Jair Bolsonaro’s victory in Brazil’s elections could be a problem for BRICS, and therefore, a problem for India
- Earlier this week,
Jair Bolsonaro, a right-wing firebrand, won the country’s Presidential elections.
- While it is unclear just exactly what Bolsonaro’s thoughts are with respect to
India, his foreign policy is expected to be erratic and inconsistent with his predecessors.
- Foreign policy experts have predicted
Brazil’s informal retreat from the BRICSunder Bolsonaro, which would be a blow for India as the grouping is a crucial component of its global outreach strategy.
- Wary of an uncooperative and uncompromising administration, India might see Bolsonaro’s rhetoric as a reason to steer clear of any bilateral agreements with Brazil.
He benefited from a wave of resentment against the two prominent parties, the PT and the party of former President Michael Temer, the conservative PMDB, owing to a recession and host of corruption scandals.
Bolsanoro’s priorities, based on his campaign promises, seem clear: he plans to stifle political opponents on the left, allow extra-judicial killings to curb crime, roll back anti-gun measures, allocate important cabinet positions to military stalwarts and clamp down on the rights of minority groups.
India has every reason to be cautious. While it is unclear just exactly what Bolsonaro’s thoughts are with respect to India and whether his controversial ideas will extend to the global sphere, his foreign policy is expected to be as erratic as the man in the White House that he’s consistently been compared to over the course of his campaign.
The “Trump of the Tropics” is expected to pull out of the Paris agreement on climate change and move into the US’s embrace at a time when a lot of emerging markets are banding together amid tensions with the US.
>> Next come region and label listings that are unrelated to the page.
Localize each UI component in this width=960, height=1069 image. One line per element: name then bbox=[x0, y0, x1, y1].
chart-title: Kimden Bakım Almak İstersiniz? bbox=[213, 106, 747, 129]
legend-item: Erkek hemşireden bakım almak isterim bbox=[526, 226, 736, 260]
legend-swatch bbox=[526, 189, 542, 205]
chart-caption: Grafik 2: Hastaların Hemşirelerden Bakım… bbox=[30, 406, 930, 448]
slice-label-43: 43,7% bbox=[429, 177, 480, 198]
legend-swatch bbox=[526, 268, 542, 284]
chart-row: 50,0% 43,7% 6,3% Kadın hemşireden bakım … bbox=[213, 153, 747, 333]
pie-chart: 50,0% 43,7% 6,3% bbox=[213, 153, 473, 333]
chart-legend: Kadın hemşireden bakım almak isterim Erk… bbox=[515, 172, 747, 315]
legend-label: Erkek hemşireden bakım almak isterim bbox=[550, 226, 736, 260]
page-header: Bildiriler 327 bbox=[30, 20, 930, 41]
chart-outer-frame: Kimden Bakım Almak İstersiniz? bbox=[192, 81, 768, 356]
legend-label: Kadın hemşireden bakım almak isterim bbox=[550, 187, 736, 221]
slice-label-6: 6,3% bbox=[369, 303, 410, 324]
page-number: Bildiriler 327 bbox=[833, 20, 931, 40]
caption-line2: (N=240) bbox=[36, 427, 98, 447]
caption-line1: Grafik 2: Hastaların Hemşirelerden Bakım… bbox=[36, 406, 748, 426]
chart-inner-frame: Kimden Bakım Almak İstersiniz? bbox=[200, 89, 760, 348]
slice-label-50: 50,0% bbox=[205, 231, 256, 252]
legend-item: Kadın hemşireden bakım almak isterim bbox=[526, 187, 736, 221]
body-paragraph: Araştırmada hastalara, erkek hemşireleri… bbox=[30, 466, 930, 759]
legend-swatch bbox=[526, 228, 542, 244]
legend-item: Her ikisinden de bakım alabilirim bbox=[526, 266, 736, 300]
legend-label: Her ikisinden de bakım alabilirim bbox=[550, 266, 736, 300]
All eyes will be on Bolsanoro as Brazil hosts the next BRICS Summit in 2019. His anti-globalist beliefs risk derailing the achievements of the group, which include the establishment of a development bank and a foreign exchange reserve swap arrangement.
For example, Bolsonaro has had a lot of aggressive rhetoric towards China, its largest trading partner, over the course of his election campaign, accusing it of trying to exert undesirable financial sway in Brazil. He has repeatedly stated that Chinese entities should not be allowed to run or own important projects in the country, indicating his aversion to foreign interests.
Trade pundits have alluded to Brazil’s informal retreat from the BRICS under Bolsonaro, which would be a blow for India as the grouping is a crucial component of its global outreach strategy.
Bolsonaro’s election victory comes at a time when India looks to expand its presence in Latin America, which has till date represented a blind spot in the nation’s foreign policy. Further, India needs to secure the support of its BRICS counterparts as it lobbies for a greater influence in global issues, especially in regards to its bid for a permanent seat on the UN Security Council.
However, wary of an uncooperative and uncompromising administration, India might see Bolsonaro’s rhetoric as a reason to steer clear of any bilateral agreements with Brazil.
This is a pity. India and Brazil have yet to fully achieve the potential of bilateral relations as trade volumes, at around $5.6 billion in 2016, are a fraction of Brazil’s trade with China.